Just when you thought two films and two high-profile biographies – plus many more – had covered the story of Steve Jobs in enough detail, the new musical opens in New York on 15 March.

Described by Broadway World as "a thrilling new original pop-rock musical", The Crazy Ones starts in 1982, when Jobs was head of Apple Computers and at a time when the company was busy developing the iconic Lisa (which he named after his daughter) and original Macintosh computers.

As with every book, film and TV documentary ever written about Jobs, The Crazy Ones claims to tell the story "of the man behind the genius and how he strove to leave behind a legacy, despite some very powerful demons."

The show is being directed by Hunter Bird and written by Alex Pototsky, while the pop-rock music score comes from Zack Zadek.

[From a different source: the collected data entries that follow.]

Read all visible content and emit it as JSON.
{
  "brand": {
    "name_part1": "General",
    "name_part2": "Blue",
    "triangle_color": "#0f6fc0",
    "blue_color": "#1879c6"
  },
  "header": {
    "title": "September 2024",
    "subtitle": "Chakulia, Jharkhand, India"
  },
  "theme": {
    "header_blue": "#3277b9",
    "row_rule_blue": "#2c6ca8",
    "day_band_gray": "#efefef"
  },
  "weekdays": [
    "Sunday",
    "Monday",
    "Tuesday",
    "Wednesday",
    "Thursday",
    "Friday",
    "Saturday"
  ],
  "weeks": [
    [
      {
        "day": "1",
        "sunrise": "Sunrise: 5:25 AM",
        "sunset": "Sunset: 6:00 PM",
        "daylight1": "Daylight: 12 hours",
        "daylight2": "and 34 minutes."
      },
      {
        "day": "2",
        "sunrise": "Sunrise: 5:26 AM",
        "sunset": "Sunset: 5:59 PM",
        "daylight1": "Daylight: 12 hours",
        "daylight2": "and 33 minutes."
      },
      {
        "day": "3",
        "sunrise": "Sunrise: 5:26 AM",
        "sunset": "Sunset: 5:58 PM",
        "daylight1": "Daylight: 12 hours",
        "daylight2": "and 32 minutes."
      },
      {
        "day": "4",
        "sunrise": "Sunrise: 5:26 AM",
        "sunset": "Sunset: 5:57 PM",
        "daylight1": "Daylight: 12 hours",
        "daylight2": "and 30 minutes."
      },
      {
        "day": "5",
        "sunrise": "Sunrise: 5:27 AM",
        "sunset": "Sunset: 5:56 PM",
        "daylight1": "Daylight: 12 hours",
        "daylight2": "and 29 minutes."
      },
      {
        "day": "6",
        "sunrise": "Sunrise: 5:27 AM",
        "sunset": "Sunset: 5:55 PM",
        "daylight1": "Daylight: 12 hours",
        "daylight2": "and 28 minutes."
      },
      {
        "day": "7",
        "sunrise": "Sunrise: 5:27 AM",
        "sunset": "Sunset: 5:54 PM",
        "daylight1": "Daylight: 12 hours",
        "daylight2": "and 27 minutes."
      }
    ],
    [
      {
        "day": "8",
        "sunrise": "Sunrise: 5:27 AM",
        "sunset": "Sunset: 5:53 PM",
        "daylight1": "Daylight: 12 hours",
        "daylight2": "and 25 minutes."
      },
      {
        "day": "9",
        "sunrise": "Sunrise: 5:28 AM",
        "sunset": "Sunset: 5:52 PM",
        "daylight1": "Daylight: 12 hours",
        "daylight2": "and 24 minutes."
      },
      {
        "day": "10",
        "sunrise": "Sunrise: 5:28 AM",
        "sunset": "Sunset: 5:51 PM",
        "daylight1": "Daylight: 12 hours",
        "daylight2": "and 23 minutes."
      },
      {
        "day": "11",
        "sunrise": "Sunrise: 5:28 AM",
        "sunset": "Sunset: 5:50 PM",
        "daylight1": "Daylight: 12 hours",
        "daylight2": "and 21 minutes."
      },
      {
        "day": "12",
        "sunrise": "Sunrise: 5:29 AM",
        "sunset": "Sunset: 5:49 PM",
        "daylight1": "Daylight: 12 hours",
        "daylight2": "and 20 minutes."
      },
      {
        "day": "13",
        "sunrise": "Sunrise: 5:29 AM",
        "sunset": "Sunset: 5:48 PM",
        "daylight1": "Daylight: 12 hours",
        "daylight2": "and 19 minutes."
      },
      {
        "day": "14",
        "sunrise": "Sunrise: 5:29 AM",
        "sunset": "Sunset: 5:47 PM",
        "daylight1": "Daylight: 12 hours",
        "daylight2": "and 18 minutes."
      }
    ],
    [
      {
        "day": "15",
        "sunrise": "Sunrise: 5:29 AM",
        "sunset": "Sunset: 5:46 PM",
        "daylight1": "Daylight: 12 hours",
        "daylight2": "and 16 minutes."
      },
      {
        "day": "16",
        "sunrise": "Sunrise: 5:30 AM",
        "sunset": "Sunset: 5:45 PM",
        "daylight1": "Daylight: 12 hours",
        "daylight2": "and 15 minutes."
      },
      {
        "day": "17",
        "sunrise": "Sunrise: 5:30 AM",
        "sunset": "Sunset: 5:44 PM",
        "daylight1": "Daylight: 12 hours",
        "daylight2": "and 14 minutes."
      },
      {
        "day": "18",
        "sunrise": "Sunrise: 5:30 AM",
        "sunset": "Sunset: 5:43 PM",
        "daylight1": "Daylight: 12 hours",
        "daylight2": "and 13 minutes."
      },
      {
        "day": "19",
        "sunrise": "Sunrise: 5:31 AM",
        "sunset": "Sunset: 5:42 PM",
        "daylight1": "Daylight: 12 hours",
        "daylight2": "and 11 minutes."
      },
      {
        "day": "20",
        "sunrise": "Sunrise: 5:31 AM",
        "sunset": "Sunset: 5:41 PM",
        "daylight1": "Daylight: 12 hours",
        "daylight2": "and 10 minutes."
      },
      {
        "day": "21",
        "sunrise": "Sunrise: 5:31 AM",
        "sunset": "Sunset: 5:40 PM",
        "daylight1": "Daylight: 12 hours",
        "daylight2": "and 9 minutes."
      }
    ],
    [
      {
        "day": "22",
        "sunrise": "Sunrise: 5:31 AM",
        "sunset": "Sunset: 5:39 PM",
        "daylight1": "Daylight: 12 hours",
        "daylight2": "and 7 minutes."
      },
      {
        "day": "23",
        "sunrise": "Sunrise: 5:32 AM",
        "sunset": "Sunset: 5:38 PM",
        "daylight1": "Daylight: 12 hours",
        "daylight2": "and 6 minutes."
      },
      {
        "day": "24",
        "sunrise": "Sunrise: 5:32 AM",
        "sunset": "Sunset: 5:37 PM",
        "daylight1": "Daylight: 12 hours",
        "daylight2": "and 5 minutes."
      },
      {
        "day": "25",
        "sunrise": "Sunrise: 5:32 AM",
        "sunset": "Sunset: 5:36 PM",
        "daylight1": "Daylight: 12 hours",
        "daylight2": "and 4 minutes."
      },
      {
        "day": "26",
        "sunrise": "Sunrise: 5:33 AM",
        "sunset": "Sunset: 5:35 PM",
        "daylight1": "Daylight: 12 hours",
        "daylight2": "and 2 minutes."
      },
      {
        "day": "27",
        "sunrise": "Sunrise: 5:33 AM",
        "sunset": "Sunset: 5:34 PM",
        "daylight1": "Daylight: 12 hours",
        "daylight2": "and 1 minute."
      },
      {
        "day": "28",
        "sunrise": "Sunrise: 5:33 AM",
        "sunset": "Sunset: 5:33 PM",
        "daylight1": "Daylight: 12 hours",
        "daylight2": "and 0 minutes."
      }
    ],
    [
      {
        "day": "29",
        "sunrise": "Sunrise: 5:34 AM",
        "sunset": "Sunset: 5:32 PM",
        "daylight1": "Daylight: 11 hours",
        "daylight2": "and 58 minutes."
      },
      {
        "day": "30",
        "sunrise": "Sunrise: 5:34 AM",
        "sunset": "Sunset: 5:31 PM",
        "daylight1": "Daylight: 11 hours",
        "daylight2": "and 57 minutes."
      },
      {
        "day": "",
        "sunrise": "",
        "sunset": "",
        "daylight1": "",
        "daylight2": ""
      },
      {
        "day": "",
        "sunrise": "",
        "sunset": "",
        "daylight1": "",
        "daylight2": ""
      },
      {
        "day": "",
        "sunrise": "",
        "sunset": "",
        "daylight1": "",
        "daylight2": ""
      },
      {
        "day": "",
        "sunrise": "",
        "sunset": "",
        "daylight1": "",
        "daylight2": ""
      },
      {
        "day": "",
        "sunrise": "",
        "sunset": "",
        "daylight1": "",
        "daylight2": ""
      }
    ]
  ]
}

But Jobs might not have been too keen on the title. The Crazy Ones gets its name from a 1997 TV advert of the same name by Apple. The advert, which in one form was narrated by Jobs himself, begins: "Here's to the crazy ones. The misfits, the rebels, the troublemakers. The round pegs in the square holes. The ones who see things differently. They're not fond of rules. And they have no respect for the status quo... the people who are crazy enough to think they can change the world, are the ones who do."

The quote neatly sums up the thinking of Apple and Jobs himself, but according to Rob Siltanen, the man who was creative director of the ad agency used by Apple to produce the commercial, Jobs thought the script was "s**t". Siltanen told Forbes shortly after Jobs' death in 2011 that the Apple boss was "blatantly harsh on the commercial", and "far from the mastermind" behind the script, which went on to introduce the company's famous "Think different" ad campaign.

Maybe Jobs would have preferred the title of an upcoming opera, also about his life, called The (R)evolution of Steve Jobs, which will open in 2017.